Variables And Measurements
Service attendance data for first and fourth ANC, birth and postpartum care by the facilities and CMs for the periods of interest were reviewed. A skilled birth was defined as a birth supported by a skilled health personnel, formerly known as a skilled birth attendant (doctor, midwife, community midwife), defined as an accredited health professional-such as a midwife, doctor or nurse-who has been educated and trained to proficiency in the skills needed to manage normal (uncomplicated) pregnancies, childbirth and the immediate postnatal period, and in the identification, management and referral of complications in women and newborn babies (10, 39). Postnatal care was defined as care to a woman 2–3 days post-delivery by a skilled health personnel – either in the health facility or by a community midwife.
Data analysis
Raw data was extracted from the DHIS2, entered in Microsoft Office Excel 2013, cleaned and exported to STATA version 12 for analysis. Facilities and community midwives were classified into three periods or groups. The three periods of analysis were coded as “1” for the 3-month strike period 1 (doctors’ strike – between December 2016 and February 2017), “2” for the normality 3-month period 2 between March and May 2017 and “3” for the 5-month strike period 3 (nurses/midwives’ strike) between June and October 2017. Performance mean scores of variables of interest (1st ANC attendance, 4th ANC attendance, skilled births and postnatal care) for the three periods were computed. To test the differences between the three periods/groups’ mean scores of variables of interest, a parametric test – one-way analysis (ANOVA) of variance was performed because of their more statistical power than their non-parametric equivalents and therefore more likely to detect significant differences when they truly exist (40). Kruskal-Wallis test, a non-parametric version of one-way-analysis of variance based on ranks which can deal better with small numbers was applied in some cells (41). To determine which periods were different from each other, Tukey post hoc tests were performed for significant (p-value ≤ 0.05) variables at ANOVA. Effect size, P-values and 95% confidence intervals were reported.

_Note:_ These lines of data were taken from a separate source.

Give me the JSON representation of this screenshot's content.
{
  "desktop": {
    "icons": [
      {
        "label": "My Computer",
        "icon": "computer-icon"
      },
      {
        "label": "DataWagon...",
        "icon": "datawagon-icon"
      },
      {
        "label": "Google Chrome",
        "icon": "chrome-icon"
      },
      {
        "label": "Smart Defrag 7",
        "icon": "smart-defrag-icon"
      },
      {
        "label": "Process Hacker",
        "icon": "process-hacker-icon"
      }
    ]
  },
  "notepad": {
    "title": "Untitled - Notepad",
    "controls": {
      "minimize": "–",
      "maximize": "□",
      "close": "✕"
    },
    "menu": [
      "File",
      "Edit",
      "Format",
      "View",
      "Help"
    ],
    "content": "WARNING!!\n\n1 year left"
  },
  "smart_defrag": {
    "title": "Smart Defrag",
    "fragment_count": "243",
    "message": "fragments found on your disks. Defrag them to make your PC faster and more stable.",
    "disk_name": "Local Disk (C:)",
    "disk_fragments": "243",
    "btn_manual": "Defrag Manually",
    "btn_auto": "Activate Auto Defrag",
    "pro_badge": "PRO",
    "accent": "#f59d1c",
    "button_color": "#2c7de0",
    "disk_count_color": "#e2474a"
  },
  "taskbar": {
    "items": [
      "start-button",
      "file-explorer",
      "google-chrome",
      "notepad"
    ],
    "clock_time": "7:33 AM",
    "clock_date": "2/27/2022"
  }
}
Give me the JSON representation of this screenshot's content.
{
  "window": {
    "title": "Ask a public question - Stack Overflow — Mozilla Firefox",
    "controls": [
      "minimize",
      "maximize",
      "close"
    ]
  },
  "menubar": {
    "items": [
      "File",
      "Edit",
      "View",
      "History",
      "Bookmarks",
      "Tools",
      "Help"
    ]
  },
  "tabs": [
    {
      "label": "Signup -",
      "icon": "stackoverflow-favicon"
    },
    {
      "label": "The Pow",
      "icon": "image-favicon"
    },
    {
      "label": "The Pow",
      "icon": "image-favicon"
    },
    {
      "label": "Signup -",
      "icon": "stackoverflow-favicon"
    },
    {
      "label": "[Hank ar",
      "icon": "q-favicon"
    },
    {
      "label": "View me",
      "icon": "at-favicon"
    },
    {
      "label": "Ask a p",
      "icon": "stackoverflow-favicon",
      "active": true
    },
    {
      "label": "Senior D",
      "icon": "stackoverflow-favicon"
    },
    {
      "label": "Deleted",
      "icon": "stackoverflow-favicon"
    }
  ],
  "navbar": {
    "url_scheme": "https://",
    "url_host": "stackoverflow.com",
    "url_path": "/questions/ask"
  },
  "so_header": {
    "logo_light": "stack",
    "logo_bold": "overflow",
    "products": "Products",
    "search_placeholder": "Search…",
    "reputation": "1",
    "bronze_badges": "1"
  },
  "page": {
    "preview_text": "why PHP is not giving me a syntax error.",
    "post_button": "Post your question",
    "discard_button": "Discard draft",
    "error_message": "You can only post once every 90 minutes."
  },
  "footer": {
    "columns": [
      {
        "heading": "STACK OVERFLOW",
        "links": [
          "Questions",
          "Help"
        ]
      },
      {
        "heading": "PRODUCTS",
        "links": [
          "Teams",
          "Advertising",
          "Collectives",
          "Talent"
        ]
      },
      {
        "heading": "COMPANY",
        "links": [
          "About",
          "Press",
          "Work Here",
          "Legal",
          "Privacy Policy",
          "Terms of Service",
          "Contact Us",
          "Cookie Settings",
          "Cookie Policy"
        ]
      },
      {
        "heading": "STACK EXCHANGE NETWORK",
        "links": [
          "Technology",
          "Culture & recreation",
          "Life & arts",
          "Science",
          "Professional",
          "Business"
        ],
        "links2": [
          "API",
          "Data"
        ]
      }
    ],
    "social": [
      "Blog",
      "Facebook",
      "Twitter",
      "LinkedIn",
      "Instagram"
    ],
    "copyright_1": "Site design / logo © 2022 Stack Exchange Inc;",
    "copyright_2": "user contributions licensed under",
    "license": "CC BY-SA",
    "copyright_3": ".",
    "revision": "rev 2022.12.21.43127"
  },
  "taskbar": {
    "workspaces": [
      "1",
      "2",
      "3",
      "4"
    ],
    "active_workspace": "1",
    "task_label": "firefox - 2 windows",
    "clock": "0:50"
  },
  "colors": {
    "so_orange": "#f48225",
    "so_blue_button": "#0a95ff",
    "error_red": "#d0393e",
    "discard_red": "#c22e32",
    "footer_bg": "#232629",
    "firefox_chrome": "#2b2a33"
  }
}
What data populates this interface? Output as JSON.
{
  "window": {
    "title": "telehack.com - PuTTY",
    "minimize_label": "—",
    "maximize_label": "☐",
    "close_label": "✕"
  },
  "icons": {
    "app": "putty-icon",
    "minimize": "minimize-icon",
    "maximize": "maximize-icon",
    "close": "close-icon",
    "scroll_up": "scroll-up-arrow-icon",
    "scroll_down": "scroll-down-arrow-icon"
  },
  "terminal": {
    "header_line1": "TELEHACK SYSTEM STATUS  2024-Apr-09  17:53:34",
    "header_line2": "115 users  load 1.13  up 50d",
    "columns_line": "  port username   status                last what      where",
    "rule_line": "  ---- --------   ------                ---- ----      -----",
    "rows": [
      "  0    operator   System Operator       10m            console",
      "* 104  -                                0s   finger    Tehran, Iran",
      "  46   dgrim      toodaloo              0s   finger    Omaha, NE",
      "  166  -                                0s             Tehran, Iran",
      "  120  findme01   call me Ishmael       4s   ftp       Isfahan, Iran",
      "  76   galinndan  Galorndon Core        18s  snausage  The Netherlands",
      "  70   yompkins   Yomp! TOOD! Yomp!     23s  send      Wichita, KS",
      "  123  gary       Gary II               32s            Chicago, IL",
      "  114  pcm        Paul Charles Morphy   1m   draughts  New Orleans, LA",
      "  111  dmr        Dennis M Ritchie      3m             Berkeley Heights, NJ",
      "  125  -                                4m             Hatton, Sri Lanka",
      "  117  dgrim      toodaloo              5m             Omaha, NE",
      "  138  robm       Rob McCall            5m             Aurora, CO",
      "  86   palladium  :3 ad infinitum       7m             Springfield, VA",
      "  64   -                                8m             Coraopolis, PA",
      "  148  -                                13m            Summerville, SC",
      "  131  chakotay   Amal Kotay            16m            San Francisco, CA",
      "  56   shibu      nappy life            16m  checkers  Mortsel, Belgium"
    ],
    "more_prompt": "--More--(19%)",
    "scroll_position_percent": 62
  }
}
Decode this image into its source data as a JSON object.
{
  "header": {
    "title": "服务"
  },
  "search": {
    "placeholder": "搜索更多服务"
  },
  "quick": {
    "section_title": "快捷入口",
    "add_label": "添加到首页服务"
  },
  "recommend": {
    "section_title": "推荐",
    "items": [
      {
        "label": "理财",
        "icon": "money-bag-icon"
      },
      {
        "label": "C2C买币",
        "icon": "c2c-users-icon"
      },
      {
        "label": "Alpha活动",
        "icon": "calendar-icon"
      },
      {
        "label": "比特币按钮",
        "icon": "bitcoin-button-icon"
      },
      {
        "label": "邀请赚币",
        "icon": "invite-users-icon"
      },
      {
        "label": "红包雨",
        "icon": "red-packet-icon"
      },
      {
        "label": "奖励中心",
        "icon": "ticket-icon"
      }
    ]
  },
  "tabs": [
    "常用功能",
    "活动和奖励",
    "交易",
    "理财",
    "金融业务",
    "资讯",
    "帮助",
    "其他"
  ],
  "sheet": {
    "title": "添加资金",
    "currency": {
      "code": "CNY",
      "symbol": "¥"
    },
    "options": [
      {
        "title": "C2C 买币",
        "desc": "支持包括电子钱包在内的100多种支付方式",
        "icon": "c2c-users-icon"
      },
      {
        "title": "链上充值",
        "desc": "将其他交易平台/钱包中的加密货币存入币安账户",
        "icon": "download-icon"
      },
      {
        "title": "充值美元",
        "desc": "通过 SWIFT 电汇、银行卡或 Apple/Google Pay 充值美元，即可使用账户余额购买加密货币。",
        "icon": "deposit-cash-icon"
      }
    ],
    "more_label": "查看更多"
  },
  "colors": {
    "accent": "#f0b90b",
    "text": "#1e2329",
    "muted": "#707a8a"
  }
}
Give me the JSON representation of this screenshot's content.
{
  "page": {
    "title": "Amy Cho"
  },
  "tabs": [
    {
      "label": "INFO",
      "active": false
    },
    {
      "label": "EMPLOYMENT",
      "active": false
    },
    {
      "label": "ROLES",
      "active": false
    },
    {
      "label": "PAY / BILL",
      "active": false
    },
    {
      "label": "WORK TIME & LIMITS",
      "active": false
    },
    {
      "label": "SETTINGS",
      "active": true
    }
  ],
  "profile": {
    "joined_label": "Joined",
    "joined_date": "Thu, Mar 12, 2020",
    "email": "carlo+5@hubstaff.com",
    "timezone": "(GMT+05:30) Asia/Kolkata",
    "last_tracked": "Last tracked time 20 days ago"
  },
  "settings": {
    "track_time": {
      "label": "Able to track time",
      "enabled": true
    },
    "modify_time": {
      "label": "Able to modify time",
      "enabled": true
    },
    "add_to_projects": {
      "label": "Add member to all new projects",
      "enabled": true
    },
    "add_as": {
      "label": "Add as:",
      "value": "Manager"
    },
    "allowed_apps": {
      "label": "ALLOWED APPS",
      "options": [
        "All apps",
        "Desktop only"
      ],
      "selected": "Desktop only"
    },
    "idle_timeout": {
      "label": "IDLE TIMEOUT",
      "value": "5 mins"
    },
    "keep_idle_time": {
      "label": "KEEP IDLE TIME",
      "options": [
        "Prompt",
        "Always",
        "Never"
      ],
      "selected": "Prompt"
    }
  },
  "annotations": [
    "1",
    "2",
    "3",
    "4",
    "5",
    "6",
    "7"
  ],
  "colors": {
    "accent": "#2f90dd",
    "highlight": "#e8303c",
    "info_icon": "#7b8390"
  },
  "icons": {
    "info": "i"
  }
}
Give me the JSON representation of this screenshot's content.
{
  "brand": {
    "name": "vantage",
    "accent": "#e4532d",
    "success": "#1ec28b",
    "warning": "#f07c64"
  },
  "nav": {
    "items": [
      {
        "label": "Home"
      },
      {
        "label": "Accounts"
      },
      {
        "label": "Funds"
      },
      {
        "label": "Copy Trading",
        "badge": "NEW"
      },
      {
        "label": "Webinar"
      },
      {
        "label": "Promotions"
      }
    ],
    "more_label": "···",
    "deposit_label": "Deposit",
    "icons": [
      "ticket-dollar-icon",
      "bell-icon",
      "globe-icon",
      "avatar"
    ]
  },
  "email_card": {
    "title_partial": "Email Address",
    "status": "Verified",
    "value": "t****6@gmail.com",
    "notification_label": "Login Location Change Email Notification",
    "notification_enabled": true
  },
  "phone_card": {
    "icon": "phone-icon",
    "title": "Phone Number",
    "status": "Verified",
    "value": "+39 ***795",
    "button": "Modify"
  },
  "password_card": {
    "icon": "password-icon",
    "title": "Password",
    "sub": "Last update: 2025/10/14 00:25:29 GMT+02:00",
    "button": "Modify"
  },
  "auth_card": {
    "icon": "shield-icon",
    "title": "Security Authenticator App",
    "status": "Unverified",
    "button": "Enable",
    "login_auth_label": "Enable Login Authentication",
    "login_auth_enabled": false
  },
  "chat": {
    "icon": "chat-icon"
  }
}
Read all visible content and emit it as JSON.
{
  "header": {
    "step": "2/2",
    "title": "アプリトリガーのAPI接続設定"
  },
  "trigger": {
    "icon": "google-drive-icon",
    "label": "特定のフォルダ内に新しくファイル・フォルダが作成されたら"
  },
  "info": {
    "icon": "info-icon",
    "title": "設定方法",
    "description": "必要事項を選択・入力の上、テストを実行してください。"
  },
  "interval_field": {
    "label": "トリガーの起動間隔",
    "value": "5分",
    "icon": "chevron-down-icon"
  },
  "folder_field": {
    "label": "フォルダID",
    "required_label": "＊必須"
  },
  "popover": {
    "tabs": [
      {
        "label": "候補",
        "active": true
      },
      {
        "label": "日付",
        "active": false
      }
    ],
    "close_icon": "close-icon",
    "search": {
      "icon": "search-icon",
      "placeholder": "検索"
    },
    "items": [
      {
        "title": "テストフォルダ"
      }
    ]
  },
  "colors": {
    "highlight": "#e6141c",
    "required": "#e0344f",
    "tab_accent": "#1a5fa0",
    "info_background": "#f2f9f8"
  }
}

To determine the pre and post effect of the community midwifery model, period 1 and period 2 were aggregated to form the pre-community midwifery model intervention period (after the double pretest conducted using ANOVA above) (42). Period 3 represented the post – intervention period after the double pretest period to support the effect of the intervention on MNH attendance and outcomes. Proportions of performance were calculated by comparing the community midwives’ performance to the overall sum of the health facility and community midwives’ skilled birth attendance. Two-groups test of proportions were computed. A p-value of 0.05 and less was considered to indicate significant statistical difference. The level of confidence interval was 95%.